Catabolite repressors are potent antimutagens in Escherichia coli plate incorporation assays: experiments with glucose, glucose-6-phosphate and methyl-alpha-D-glucopyranoside
Ambrose, M and MacPhee, DG, Catabolite repressors are potent antimutagens in Escherichia coli plate incorporation assays: experiments with glucose, glucose-6-phosphate and methyl-alpha-D-glucopyranoside, Mutation Research, 398, (1-2) pp. 175-82. ISSN 0027-5107 (1998) [Refereed Article]

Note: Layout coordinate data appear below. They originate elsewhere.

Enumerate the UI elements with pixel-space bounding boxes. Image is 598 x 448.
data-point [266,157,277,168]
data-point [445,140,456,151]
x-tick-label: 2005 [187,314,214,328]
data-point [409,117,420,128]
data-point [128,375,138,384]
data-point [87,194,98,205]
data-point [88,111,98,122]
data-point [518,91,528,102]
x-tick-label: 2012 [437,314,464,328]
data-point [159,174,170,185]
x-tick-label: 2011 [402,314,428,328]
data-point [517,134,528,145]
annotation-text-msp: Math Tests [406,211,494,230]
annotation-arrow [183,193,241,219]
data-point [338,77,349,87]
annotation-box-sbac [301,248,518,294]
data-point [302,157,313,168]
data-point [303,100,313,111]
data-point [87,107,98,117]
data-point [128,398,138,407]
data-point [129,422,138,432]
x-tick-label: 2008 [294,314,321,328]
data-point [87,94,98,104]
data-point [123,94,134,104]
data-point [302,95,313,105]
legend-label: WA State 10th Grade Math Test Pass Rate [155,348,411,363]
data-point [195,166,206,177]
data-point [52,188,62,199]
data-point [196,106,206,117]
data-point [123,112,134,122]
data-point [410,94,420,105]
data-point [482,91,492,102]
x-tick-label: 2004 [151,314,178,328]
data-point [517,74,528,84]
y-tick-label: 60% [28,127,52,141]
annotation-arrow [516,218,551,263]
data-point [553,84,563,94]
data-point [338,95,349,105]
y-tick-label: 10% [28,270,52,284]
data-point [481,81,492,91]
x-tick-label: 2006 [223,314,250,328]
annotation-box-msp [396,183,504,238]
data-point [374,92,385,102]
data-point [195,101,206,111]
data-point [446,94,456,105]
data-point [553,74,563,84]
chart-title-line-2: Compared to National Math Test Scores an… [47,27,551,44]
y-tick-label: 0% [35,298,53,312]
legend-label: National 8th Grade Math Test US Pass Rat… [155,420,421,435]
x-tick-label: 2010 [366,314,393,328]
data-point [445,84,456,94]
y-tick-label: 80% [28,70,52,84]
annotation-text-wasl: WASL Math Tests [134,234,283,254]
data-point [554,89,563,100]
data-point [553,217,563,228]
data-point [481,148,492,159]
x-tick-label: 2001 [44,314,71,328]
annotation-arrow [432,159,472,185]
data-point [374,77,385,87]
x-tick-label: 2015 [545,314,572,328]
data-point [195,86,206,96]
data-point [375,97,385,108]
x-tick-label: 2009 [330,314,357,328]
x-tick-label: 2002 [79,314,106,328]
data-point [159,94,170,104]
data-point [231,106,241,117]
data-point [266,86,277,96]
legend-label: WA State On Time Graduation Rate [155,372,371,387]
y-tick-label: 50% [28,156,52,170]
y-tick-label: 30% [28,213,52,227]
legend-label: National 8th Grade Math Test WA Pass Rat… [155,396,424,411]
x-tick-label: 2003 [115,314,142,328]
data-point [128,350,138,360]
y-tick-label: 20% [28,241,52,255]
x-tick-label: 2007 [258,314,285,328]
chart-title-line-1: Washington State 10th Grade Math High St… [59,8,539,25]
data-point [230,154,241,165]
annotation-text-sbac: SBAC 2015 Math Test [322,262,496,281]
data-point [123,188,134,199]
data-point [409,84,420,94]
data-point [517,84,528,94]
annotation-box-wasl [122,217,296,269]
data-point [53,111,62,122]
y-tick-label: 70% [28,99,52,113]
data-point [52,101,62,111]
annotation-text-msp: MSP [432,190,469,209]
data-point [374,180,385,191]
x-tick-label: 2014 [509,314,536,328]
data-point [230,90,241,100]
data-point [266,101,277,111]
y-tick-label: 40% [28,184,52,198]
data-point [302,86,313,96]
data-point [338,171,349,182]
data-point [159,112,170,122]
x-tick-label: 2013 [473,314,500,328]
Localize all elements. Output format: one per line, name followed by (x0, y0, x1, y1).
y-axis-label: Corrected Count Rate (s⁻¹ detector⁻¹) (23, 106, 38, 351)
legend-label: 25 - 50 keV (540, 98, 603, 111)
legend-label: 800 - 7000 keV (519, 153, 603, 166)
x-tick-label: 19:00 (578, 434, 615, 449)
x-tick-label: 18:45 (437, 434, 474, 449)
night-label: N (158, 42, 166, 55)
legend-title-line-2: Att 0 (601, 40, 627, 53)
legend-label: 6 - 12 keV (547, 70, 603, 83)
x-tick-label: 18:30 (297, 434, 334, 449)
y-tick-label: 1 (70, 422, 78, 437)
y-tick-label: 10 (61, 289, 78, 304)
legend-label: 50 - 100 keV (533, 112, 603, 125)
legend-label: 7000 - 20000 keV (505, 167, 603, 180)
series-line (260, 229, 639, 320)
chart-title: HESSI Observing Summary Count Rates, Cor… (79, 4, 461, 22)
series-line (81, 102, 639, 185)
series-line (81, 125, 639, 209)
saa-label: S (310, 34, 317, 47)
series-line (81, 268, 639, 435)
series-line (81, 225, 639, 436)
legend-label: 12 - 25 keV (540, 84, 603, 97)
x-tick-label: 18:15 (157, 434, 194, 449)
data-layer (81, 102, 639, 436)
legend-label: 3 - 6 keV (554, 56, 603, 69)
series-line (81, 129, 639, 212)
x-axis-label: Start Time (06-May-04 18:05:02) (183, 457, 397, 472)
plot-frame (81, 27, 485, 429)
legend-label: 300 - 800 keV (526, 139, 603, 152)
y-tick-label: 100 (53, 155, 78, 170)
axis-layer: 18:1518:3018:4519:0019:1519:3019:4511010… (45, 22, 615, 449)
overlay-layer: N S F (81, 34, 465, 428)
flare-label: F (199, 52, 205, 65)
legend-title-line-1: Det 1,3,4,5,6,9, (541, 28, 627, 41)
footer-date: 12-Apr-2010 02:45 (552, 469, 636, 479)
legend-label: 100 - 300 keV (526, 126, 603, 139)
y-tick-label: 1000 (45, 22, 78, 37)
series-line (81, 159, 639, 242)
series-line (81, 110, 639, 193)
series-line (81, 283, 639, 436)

Having previously found that the yields of spontaneous valine-resistant (Val(r)) Escherichia coli mutants which appeared on plates containing 40 microg/ml of valine were always much lower when glucose was present in the glycerol-containing defined medium normally used to select them, we now sought to determine whether or not the global regulatory mechanism known as catabolite repression (formerly also called glucose repression) might be involved. We therefore tested glucose (the archetypal catabolite repressor), glycerol (a non catabolite-repressing substrate), glucose-6-phosphate (G6P, an exceptionally powerful catabolite repressor) and methyl-alpha-D-glucopyranoside (alphaMG, a strongly catabolite-repressing but non-utilisable glucose analogue), as potential inhibitors of spontaneous mutagenesis in plate incorporation assays, using three distinct mutation detection systems. We found that the numbers of spontaneous Val(r) and Lac+ mutations appearing on the selective plates tended to be highest when the medium contained only a non-repressing primary carbon source (glycerol in the Val(s) --> Val(r) system, lactose in the Lac- --> Lac+ system) and lowest when it had been supplemented with a strongly catabolite-repressing compound such as alphaMG, G6P or glucose. These results would seem to establish that catabolite repression is an important factor in determining the outcome of the spontaneous mutation generation process in E. coli and hence that the numbers of spontaneous mutations which can be expected to arise in any given set of mutation assay conditions may often be dependent upon the levels of catabolite repression which prevail during the course of the assay. The implications of these results for conventional plate-incorporation mutation assays are discussed.